The simple rules as we are only defined for a specific interval [a, b]. We can however easily apply them to a general interval [α, β]. Let us write Q_k(f, a, b) to indicate that the quadrature formula is applied to the interval [a, b] and suppose that the original rule is the k-point formula

Q_k(f, a, b) = \sum_{i=1}^{n}w_i f(x_i) \approx \int_{a}^{b}f(x)dx

Then by change of variables, x \to ρ(x-a) + α with ρ = \frac{β- α}{b-a}, we will have

\int_{\alpha}^{\beta}f(x)dx = \rho \int_{a}^{b}f(\rho (x-a) +a)dx

The last integral is over the right interval and we use Q_k(f, a, b) to approximate it

\int_{\alpha}^{\beta}f(x)dx \approx \sum_{i=1}^{n} w_i \rho f(\rho (x-a) +a)

This hence defines Q_k(f,α, β) for general intervals [α, β]. We are now ready to define the composite rule corresponding to Q_k. As for piecewise polynomial interpolation we divide the interval [a, b] into m subintervals separated by m+1 points {y_i}, which we for simplicity take to be equidistant,

y_i = a + (i-1)h
,
h = \frac{b-a}{m}

We can then get the following,

\int_{a}^{b}f(x)dx = \sum_{i=1}^{n} \int_{y_1}^{y_1+1}f(x)dx

Our composite rule \mathbf{Q}_n can now be written as

\mathbf{Q}_n (f, a, b) = \sum_{i=1}^{m} Q_k (f, y_i, y_i+1 )
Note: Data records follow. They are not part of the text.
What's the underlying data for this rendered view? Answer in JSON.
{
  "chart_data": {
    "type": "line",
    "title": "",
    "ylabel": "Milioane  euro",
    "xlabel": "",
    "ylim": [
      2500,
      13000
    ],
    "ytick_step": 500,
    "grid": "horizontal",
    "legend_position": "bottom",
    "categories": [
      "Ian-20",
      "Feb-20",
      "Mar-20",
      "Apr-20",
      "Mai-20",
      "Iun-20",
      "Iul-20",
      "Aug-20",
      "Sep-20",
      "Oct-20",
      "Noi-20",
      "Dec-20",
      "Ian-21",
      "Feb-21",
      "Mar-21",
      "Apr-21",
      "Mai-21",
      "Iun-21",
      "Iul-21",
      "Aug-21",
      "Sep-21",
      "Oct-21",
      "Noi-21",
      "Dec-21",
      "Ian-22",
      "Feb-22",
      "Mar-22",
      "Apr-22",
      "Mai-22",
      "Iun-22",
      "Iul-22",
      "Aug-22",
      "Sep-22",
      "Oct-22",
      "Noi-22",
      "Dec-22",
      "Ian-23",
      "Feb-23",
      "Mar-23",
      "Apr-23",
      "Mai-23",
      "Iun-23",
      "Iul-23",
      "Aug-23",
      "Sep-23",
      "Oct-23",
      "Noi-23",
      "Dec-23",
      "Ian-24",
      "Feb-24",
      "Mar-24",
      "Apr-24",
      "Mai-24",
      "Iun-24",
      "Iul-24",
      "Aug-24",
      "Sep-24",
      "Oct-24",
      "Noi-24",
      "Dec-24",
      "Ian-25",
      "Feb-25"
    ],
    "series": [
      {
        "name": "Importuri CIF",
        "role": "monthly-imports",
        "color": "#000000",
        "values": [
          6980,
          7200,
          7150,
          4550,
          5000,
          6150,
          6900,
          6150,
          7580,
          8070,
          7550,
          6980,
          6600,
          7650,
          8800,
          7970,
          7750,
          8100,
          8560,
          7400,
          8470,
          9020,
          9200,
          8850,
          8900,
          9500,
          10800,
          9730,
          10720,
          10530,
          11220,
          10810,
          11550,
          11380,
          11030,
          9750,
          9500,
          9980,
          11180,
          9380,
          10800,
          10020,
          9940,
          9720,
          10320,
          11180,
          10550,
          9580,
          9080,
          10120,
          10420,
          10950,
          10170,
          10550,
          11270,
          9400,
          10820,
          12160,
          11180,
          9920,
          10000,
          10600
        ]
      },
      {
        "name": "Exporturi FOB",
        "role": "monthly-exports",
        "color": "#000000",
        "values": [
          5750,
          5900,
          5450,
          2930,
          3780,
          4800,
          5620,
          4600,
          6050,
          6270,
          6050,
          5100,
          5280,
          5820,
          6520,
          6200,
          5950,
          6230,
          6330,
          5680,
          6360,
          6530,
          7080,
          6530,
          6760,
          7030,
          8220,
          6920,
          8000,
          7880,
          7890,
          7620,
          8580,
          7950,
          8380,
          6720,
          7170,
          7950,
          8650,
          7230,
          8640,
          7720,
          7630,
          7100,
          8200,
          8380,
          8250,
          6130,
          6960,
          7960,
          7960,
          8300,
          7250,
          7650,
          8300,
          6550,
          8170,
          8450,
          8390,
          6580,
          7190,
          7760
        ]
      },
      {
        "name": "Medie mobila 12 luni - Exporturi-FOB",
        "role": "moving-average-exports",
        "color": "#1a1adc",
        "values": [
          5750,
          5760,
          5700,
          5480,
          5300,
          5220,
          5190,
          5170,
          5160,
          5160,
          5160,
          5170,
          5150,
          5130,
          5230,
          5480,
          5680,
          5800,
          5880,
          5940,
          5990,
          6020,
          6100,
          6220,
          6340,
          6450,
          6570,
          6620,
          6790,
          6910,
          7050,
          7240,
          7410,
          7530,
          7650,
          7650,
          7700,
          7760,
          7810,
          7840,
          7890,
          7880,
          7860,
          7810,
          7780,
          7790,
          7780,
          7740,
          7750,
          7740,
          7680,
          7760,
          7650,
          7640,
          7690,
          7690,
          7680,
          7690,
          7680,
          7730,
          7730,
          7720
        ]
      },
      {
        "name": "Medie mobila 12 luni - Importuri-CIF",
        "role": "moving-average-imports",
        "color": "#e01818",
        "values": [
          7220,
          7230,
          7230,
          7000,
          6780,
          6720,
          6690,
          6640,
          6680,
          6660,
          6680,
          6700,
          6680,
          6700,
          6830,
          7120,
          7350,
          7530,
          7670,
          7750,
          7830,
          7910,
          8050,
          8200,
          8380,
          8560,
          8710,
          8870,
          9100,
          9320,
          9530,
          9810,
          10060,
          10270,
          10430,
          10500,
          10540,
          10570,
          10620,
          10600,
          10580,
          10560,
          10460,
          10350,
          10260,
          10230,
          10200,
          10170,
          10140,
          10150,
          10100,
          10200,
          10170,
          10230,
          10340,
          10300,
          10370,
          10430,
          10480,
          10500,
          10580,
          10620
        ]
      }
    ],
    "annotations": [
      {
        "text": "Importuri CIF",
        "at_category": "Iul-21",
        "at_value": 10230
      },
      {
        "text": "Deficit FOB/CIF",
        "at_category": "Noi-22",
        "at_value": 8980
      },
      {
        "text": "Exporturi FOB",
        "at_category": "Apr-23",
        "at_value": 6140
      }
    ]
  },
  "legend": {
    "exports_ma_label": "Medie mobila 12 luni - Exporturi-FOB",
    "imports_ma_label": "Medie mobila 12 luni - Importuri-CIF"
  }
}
Here n represents the total number of nodes (function evaluations) used in the composite rule, which is of the order k (points per subinterval) multiplied by m (number of subintervals). More precisely, n = (k − 1)m + 1 if Q_k is a closed rule (the interval end points belongs to the nodes) and n = km if Q_k is an open rule (the interval end points do not belong to the nodes).